DIFFERENT DEFINITIONS OF URBAN
The Australian Statistical Geography Standard (ASGS) defines and classifies urban areas in several different ways to make a wide range of statistical data available for this important geographic measure.
Urban Centres and Localities (UCLs) provide the most detailed definition of individual urban areas as small as 200 people. They are defined using Statistical Areas Level 1 (SA1s) that meet objective ‘Urban Character’ criteria, including Census population and dwelling density measures. The low population size of some areas means that only Census data is available for the UCLs.

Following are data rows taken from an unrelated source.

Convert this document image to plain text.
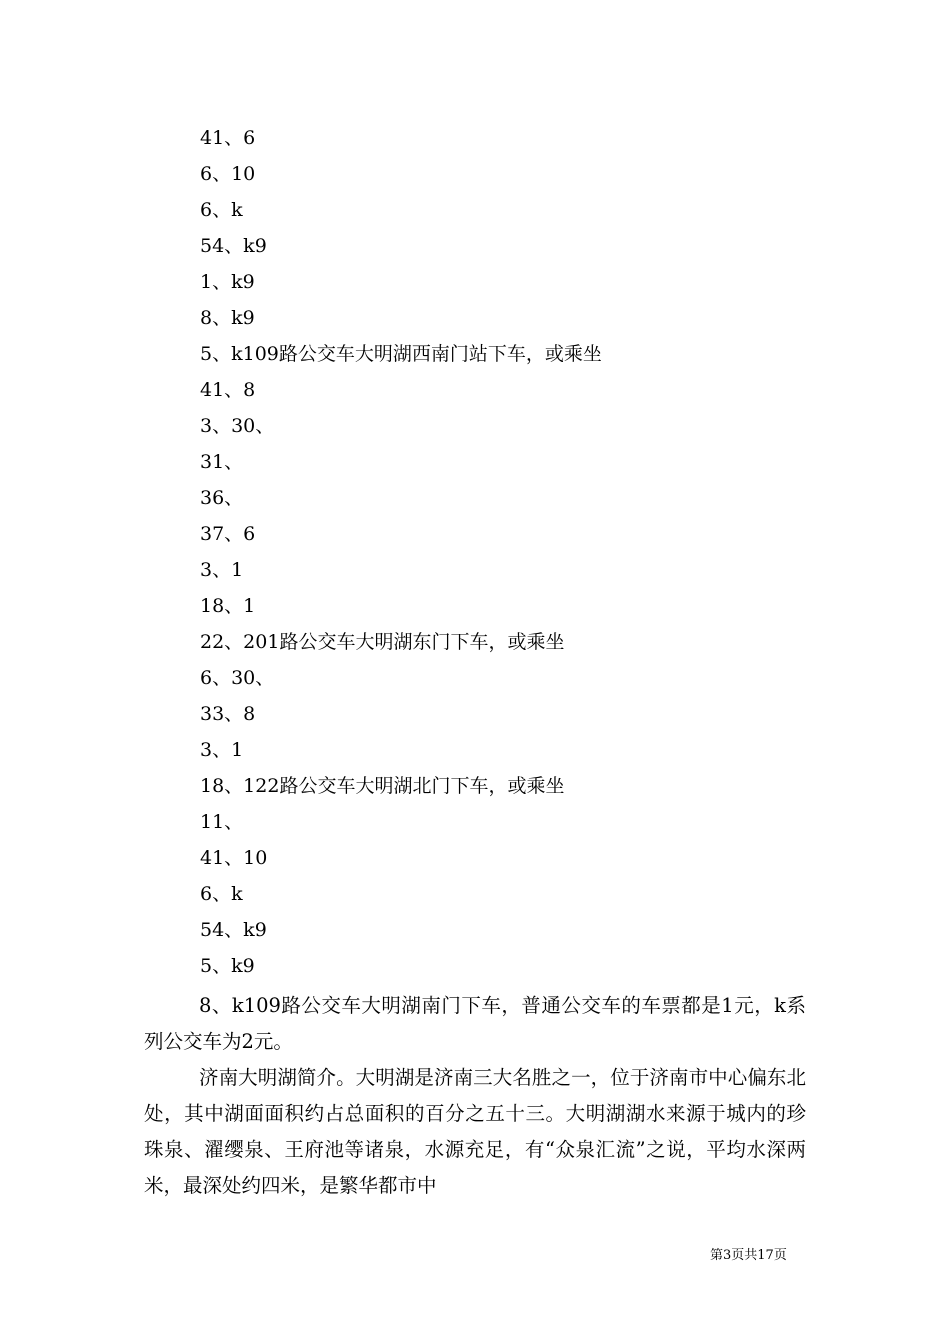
41、6
6、10
6、k
54、k9
1、k9
8、k9
5、k109路公交车大明湖西南门站下车，或乘坐
41、8
3、30、
31、
36、
37、6
3、1
18、1
22、201路公交车大明湖东门下车，或乘坐
6、30、
33、8
3、1
18、122路公交车大明湖北门下车，或乘坐
11、
41、10
6、k
54、k9
5、k9
8、k109路公交车大明湖南门下车，普通公交车的车票都是1元，k系列公交车为2元。
济南大明湖简介。大明湖是济南三大名胜之一，位于济南市中心偏东北处，其中湖面面积约占总面积的百分之五十三。大明湖湖水来源于城内的珍珠泉、濯缨泉、王府池等诸泉，水源充足，有“众泉汇流”之说，平均水深两米，最深处约四米，是繁华都市中
第3页共17页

Section of State (SOS) and Section of State Range (SOSR) group the UCLs into broad classes based on population size within each State and Territory. This enables statistical comparisons of differently sized urban centres and the balancing 'rural areas'. For example, what are the differences between people living in Major Cities, with over 100,000 people, compared to people living in rural areas, defined by the rural balance? By grouping the UCLs into these broad classes it is possible to release a broader range of data on this classification.
The Significant Urban Areas (SUAs) represent significant towns and cities of 10,000 people or more. They are based on the UCLs but are defined by the larger Statistical Areas Level 2 (SA2s) which mean they often include some adjacent rural residential settlement. Using SA2s ensures a wider range of more regularly updated data is available for these areas, compared to UCLs where only Census data is available.

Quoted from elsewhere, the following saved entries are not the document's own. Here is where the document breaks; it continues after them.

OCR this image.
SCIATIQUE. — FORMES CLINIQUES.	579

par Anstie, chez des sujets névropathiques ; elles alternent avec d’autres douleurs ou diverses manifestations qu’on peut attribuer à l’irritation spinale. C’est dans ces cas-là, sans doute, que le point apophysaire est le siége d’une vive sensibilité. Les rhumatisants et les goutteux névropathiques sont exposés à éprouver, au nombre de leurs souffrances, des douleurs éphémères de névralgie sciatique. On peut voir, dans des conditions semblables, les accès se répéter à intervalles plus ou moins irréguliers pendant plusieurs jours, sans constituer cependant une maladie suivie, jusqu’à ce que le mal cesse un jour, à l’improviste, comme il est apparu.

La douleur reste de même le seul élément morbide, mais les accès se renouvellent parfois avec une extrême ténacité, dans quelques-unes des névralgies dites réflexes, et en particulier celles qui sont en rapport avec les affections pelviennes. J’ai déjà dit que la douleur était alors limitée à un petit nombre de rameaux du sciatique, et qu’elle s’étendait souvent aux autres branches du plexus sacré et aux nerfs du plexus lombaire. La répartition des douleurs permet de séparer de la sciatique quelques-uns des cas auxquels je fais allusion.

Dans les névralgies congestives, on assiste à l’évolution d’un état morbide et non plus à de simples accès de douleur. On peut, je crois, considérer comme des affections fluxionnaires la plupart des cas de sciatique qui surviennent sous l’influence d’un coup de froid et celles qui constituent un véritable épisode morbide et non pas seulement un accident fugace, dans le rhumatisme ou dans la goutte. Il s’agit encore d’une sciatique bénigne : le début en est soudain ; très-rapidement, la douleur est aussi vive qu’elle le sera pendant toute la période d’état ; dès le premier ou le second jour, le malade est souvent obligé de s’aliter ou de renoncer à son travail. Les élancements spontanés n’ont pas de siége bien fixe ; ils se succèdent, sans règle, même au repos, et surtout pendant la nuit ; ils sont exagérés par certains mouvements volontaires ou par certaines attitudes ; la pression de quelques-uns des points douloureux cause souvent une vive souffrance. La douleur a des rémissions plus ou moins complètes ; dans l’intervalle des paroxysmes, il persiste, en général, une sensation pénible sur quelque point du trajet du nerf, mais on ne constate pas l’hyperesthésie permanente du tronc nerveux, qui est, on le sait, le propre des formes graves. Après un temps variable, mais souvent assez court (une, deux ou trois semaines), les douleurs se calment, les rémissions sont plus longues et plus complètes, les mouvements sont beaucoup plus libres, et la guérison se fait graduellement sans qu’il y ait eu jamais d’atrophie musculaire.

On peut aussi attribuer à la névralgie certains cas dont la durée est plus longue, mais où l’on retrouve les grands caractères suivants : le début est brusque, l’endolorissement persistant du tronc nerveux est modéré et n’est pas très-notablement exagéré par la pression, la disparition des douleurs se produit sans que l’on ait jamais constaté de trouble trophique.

The Greater Capital City Statistical Areas (GCCSA) provide the broadest urban extent and are released as part of the Australian Statistical Geography Standard (ASGS): Volume 1 – Main Structure and Greater Capital City Statistical Areas (cat no. 1270.0.55.001). These are designed to reflect the functional extent of each of the eight State and Territory capital cities. This extends beyond the built up edge of the city to include the people who regularly socialise, shop or work within the city, but live in towns and rural areas surrounding the capital city. They are built from Statistical Areas Level 4 (SA4s), which ensures a wide range of ABS data is available, including labour force data.
ABS Maps can be used to compare these different structures to show the different ways that ‘urban extent’ can be measured depending on your needs and the data available.